Posted Oct 29, 2016 0:12 UTC (Sat) by flussence (guest, #85566) [Link]

How do you propose fixing all the other links that point to kernel trees hosted somewhere other than kernel.org? Or do those just stay broken forever?

Documentation/ references

Posted Oct 31, 2016 13:19 UTC (Mon) by cesarb (subscriber, #6266) [Link] (5 responses)

> (checkout on FAT or NTFS filesystems perhaps >:-] )

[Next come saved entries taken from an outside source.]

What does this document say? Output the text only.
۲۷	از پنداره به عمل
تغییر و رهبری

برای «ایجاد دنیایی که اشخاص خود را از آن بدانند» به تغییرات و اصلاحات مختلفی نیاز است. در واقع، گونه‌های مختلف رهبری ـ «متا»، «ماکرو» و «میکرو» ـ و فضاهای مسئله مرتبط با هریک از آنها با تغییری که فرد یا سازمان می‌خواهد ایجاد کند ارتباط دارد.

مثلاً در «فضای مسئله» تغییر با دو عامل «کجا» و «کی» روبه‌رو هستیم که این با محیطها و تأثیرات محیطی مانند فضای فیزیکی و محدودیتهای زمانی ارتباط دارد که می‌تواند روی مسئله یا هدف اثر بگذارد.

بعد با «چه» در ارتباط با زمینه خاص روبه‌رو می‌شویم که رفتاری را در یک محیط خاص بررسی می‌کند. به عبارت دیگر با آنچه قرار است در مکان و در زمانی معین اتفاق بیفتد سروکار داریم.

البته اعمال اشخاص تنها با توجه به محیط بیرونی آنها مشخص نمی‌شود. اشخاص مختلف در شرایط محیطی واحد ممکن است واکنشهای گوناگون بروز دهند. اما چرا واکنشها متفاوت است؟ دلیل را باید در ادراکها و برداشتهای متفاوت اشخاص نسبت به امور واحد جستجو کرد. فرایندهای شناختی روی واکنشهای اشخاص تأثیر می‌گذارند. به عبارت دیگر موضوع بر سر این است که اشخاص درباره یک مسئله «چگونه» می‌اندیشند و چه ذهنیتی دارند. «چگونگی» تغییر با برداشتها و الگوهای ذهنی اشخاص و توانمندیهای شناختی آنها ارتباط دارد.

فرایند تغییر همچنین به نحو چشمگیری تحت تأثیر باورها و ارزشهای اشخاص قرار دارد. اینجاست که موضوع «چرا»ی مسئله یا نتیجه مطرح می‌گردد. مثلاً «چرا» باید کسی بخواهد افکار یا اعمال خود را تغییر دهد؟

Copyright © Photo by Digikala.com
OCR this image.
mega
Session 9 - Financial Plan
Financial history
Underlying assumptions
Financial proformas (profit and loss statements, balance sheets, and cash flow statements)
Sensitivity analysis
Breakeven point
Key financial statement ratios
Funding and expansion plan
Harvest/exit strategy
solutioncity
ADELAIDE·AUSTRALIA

Checkout on FAT or NTFS is already not possible, since the kernel has files which differ only on case.

Documentation/ references

Posted Oct 31, 2016 15:39 UTC (Mon) by zdzichu (subscriber, #17118) [Link] (4 responses)

NTFS is case-sensitive, so there isn't a problem.

Documentation/ references

Posted Oct 31, 2016 16:21 UTC (Mon) by Cyberax (✭ supporter ✭, #52523) [Link] (3 responses)

Not true. NTFS is case-preserving but not case-sensitive. You _can_ create files on NTFS that differ only in case, but it will cause a lot of problems (like not being able to delete them using regular tools).

Documentation/ references

Posted Nov 7, 2016 4:10 UTC (Mon) by JanC_ (guest, #34940) [Link] (2 responses)

NTFS is case sensitive.

The NT kernel supports case sensitive file systems.

The Windows subsystems & applications using it have problems with it.

Documentation/ references

Posted Nov 7, 2016 4:44 UTC (Mon) by Cyberax (✭ supporter ✭, #52523) [Link] (1 responses)

NTFS stores case mapping in a metafile called "$UpCase". You are free to ignore it and write files named "Foo" and "FOO" but this will break the Windows API.

Documentation/ references

Posted Nov 7, 2016 12:16 UTC (Mon) by mathstuf (subscriber, #69389) [Link]

It is fun to use a Samba share from Linux and create files Windows has problems with and explore that way. Creating a file named CON gets mangled in Explorer to some string X. Create a file named X and Explorer cannot delete the CON file until the other disappears (selecting the right file does not work; deletion is by name). Similar shenanigans happen with mixed cases.